After talking with my compatriot over at WrongBot, I have come to the conclusion that, no, I didn't just miss that day in middle school: I'm not the only one who's never had a word of advice on how to draw emotional boundaries or even, now that I think about it, on what emotional boundaries are. I want to spend a moment on that topic before my next post.

This might be a little tricky, since I've only become consciously aware of this phenomenon in recent years, and by its very nature, it's not something that gets tested often in my life. I've tried to find some papers defining the terms more neatly, but I don't know the jargon I'd need to put into the search field. What I mean to describe with the term "emotional boundaries" is the ability to regulate one's own emotions such that one's emotional state does or doesn't depend on emotional input from another person. If you have a mentor whose every word you hang on and she makes an off-hand comment derogating the essay you just wrote, does it wring your heart out or do you incorporate her criticism and move on? If you have a lover who doesn't make that last moment of physical contact before you part, do you spend the rest of the night unsatisfied? (Oh, curse that dopaminergic system!) I submit that it is a laudable goal to become emotionally self-contained to some degree; but, at the same time, opening oneself to emotional input from someone trustworthy can improve the depth of one's emotional experience. Is it possible to have the highs without the lows? I actually don't know; I simply try not to make myself vulnerable to anyone unless I think she'll treat me right.

In a romantic relationship, there's a huge range of feeling possible. If you had a crush on someone in middle school, you probably remember the heart-crushing emotions surrounding that person's thought and behavior: did she feel the same? Did she even know you liked her? Did she even know your name? I remember the first time I asked someone out, which was also the first time anyone turned me down. I'd spent weeks working up the nerve, and afterward, I felt destroyed. I thought I'd be happy with that person, and without her, somehow I couldn't be. In hindsight, the whole debacle following that encounter is horribly embarrassing, but it serves as a useful contrast to later experiences.

Later on, with Alma (hooo, I'd almost forgotten that I was trying not to drop real names into the ol' search engine soup!), the experience was different ... but only because we were both desperately in love. I use that adverb purposefully. If either one of us had had a change of heart back then, the other would have felt horrible emotional damage; we depended on each other, rather than on ourselves, to provide an emotional foundation.
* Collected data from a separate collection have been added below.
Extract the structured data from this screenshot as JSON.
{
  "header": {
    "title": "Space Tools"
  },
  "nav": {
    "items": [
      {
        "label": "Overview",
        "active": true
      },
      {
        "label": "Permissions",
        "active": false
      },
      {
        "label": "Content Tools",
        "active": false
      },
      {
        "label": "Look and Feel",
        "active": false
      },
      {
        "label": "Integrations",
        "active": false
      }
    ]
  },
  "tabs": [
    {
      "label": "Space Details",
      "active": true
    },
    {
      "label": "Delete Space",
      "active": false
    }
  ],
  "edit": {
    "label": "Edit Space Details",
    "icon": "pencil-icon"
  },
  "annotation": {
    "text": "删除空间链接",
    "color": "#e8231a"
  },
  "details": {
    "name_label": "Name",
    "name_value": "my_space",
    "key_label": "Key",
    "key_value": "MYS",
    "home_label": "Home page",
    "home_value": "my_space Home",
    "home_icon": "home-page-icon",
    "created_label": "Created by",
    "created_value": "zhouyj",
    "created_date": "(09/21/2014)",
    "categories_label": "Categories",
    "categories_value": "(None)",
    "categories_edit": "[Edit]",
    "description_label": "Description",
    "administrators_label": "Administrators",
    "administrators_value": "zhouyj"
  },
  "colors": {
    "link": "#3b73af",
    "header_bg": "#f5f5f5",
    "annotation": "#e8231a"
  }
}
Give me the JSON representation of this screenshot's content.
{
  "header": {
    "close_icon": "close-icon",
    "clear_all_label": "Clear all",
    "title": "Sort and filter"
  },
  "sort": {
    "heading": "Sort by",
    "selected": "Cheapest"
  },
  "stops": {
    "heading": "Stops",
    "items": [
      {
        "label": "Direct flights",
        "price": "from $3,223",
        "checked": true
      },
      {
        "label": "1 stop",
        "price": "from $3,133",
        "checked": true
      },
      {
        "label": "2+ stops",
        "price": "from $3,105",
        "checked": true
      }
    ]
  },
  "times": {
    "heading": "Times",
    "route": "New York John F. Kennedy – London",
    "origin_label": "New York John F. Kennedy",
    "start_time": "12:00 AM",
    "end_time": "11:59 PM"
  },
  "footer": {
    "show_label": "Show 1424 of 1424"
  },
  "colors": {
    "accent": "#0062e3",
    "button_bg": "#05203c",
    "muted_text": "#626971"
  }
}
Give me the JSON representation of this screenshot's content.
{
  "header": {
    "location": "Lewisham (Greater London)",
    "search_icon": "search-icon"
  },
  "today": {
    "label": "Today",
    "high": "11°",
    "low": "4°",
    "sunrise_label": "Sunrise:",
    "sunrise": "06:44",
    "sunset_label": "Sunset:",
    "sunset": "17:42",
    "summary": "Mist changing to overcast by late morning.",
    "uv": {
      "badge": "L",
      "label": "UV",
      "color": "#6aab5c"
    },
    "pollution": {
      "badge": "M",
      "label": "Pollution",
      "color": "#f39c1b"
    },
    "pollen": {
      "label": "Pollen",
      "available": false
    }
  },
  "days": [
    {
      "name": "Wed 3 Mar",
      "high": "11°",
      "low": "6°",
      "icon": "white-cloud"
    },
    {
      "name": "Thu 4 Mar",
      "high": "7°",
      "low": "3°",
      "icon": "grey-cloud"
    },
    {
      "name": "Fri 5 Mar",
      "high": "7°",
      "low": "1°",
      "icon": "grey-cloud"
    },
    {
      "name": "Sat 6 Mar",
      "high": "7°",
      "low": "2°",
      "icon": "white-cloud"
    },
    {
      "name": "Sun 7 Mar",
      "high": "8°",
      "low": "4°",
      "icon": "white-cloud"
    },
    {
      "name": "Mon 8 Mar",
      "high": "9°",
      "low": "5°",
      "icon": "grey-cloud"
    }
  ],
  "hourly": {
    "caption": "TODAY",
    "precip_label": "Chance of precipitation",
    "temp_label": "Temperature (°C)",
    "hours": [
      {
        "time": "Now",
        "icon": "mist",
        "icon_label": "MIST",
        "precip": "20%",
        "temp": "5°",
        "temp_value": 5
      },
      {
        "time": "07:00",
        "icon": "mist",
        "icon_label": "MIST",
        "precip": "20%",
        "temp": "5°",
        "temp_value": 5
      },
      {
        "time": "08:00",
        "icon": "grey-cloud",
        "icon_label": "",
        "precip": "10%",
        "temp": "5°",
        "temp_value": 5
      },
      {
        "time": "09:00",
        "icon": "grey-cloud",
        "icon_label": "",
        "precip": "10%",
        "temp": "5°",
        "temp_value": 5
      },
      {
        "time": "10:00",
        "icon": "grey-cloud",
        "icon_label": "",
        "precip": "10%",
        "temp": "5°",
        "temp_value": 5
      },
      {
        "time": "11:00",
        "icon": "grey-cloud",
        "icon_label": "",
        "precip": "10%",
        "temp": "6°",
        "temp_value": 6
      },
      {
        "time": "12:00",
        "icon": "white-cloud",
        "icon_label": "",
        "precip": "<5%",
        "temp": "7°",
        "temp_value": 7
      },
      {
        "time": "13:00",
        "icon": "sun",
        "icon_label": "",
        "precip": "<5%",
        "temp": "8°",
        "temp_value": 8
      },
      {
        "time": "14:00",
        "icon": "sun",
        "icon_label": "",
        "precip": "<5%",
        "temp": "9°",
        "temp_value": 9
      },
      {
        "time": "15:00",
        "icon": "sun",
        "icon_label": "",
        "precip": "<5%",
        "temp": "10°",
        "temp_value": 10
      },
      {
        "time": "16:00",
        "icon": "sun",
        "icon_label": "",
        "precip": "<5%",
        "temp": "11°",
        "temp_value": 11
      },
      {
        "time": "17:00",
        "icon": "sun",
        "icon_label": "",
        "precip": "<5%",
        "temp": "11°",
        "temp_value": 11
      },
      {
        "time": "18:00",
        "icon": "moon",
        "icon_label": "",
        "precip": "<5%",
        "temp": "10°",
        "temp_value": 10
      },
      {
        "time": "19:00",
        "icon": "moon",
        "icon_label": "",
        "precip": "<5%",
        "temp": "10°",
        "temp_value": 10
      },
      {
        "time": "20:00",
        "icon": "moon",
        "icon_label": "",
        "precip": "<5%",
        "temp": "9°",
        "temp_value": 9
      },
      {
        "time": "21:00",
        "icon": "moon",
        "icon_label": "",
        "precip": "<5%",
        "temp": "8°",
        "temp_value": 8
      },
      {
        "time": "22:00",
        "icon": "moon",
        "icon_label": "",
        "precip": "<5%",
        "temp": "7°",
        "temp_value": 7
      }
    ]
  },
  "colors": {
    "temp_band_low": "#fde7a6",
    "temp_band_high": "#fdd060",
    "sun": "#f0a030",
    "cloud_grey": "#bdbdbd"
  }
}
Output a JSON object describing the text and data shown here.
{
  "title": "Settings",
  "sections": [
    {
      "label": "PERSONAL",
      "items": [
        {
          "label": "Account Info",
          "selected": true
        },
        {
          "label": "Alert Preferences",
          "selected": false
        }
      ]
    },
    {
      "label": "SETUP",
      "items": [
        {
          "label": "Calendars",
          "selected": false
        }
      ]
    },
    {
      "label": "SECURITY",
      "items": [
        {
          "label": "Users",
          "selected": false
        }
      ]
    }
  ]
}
I think that he grew out of that stage a little before I did, but in the beginning, we trusted each other to deliver emotional gratification to such a degree that, if we hadn't both been engaged in the project, it would have been right to call our behavior insane. Perhaps some of you have experienced this.

Then, with Zoe, it began similarly. I was effectively single, at least while at college, and when someone promising came along and actually seemed to be working out, it was just days before the walls came down. When I say "walls", I mean my emotional permeability. Normally, if I meet some random person, I'm influenced by the expression of their emotions; I do pick up moods from other people, and if I have to deal with someone unpleasant, it upsets me. That's totally normal; one sees the same phenomenon in other primates, and some of the neural systems involved have been described in an impressive level of detail. The mirror neuron system is a part of the brain that fires along certain patterns when you perform an action - lifting a glass of water, for instance - and fires in the same way when you see someone else perform the same action. It's a powerful, and relatively new, line of research, but it's born incredible fruit. People are pursuing it as an explanation for learning, for empathy ... so, you can see how it would be relevant to the subject of picking up on others' emotions.

In a close romantic relationship (and any emotionally intimate relationship, really), there's even more at stake. The emotions that you feel might be triggered by any number of things, but they happen in you. They come from you, no matter what external reason you have for feeling them. It's easy to forget that, though, and even while remembering it, someone to whom one is emotionally anchored can shake one's emotions. In a relationship with a powerful, intimate emotional link and little or no oversight of that link - hey, you remember middle school - one's partner can cause catastrophic pain even through an accidental phrase or expression. That's why these boundaries matter. If we let ourselves open our emotional control boards to the wrong people, it can be deadly.

Oh - and, happy Hallowe'en! Say hi to the dead folks for me.

2 comments:

  1. I think I've figured out why I was having so much difficulty understanding your terms the other night: I prefer emotional self-containment over exposure, and so I think of instances in which I've been emotionally vulnerable in relationships as mistakes.

    To tell you the truth, I'm a little baffled as to why anyone would want to put themselves in that position at all; this question is probably a little beyond the scope of a blog comment, but what do you (and, presumably, other non-robots) get out of it?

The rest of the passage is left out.